Back in the city there’s plenty of sites to see including numerous art museums, the Hungarian State Opera House and ancient bathing facilities, which deserve a day’s exploring at least. The most famous bath house is Gellert, boasting indoor and outdoor pools, steam rooms, saunas and an impressive program of therapeutic treatments. The Lukacs Bath is lesser known, but also extremely pretty with a courtyard scattered with marble plaques that illustrate the healing powers of its waters.

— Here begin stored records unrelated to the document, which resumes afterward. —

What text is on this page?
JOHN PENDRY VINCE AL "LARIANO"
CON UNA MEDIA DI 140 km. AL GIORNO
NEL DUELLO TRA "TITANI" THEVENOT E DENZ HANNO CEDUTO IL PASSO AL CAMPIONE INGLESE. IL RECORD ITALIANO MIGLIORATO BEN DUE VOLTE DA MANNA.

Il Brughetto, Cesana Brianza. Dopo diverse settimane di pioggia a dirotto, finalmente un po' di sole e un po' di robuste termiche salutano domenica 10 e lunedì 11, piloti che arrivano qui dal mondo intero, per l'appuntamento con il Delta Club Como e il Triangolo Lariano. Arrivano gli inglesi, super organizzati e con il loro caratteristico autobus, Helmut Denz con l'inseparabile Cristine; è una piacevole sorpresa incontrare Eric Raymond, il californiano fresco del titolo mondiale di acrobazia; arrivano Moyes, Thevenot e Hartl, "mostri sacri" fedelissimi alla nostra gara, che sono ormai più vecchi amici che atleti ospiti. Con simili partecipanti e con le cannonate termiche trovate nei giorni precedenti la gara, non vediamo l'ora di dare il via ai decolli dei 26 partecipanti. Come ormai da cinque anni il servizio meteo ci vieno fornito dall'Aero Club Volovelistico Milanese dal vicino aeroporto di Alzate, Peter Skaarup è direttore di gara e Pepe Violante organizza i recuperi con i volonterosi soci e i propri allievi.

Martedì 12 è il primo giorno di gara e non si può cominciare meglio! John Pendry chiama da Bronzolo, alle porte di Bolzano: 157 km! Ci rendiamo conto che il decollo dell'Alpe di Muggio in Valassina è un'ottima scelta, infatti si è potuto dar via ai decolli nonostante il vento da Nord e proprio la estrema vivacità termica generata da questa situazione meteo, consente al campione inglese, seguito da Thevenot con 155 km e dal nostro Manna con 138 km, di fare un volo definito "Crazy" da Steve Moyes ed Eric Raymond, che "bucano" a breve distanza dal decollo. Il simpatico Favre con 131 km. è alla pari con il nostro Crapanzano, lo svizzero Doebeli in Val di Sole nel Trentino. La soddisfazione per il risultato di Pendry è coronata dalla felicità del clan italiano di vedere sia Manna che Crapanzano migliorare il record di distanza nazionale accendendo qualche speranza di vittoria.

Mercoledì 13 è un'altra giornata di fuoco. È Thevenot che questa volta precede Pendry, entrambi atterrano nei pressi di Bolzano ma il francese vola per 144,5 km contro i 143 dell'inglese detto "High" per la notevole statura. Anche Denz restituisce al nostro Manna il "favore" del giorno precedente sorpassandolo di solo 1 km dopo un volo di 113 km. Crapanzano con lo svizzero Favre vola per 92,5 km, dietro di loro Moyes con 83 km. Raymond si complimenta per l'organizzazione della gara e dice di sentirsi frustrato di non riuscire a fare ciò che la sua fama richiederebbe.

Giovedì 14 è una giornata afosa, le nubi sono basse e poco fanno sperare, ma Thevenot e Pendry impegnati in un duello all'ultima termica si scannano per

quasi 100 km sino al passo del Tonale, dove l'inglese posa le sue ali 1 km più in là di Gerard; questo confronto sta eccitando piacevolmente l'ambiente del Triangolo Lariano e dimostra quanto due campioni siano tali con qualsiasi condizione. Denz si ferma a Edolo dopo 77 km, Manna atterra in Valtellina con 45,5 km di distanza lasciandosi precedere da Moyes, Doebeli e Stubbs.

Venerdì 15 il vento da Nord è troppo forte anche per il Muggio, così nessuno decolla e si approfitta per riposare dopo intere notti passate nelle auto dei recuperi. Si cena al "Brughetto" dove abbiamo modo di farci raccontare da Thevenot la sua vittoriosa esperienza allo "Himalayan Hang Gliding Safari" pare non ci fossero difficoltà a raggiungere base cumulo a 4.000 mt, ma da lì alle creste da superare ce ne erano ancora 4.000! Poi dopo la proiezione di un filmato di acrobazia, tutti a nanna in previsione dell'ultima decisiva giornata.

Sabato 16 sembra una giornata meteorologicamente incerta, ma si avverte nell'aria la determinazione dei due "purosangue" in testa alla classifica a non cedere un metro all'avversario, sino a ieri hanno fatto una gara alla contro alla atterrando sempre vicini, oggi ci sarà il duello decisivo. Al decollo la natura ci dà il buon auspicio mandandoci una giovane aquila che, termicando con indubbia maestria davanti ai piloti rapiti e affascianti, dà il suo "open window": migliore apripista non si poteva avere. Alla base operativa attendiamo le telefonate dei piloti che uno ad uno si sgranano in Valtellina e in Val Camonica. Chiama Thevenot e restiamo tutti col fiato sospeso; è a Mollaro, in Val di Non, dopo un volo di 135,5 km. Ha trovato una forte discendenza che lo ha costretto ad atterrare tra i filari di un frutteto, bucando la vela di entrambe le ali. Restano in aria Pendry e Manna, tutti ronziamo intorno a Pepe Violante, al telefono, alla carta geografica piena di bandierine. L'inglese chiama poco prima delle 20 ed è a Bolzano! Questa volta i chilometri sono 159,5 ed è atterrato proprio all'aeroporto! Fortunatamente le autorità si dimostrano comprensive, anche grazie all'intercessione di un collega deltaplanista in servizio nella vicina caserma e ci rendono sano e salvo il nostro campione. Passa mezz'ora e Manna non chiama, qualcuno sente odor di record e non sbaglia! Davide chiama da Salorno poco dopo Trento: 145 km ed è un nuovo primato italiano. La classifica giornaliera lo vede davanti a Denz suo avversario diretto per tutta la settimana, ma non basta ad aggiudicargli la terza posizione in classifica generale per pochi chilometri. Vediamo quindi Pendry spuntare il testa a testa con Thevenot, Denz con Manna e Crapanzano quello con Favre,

During the summer months, parties are often held on the riverside and bars filled with locals and tourists. Located in the Jewish quarter, Doblo is a sophisticated wine bar that has a great reputation for its tasting sessions and extensive menu. The crowds are younger in the edgy ruin bars that dominate the Pest party scene, occupying formerly dilapidated buildings and courtyards. Whilst some of these can get raucous, Café Bobek is classy cool and the perfect place to enjoy a lunch time tipple, with a tree filled garden offering natural shade from the summer’s hot sun. The Grand Prix weekend closes with the annual Johnnie Walker official after party, which will once again take place at Symbol. Teams arrive in race cars, long lines of beautiful VIPs queue for entry and live DJs continue the celebrations late into the night after which crowds peel off to the even more exclusive, private parties.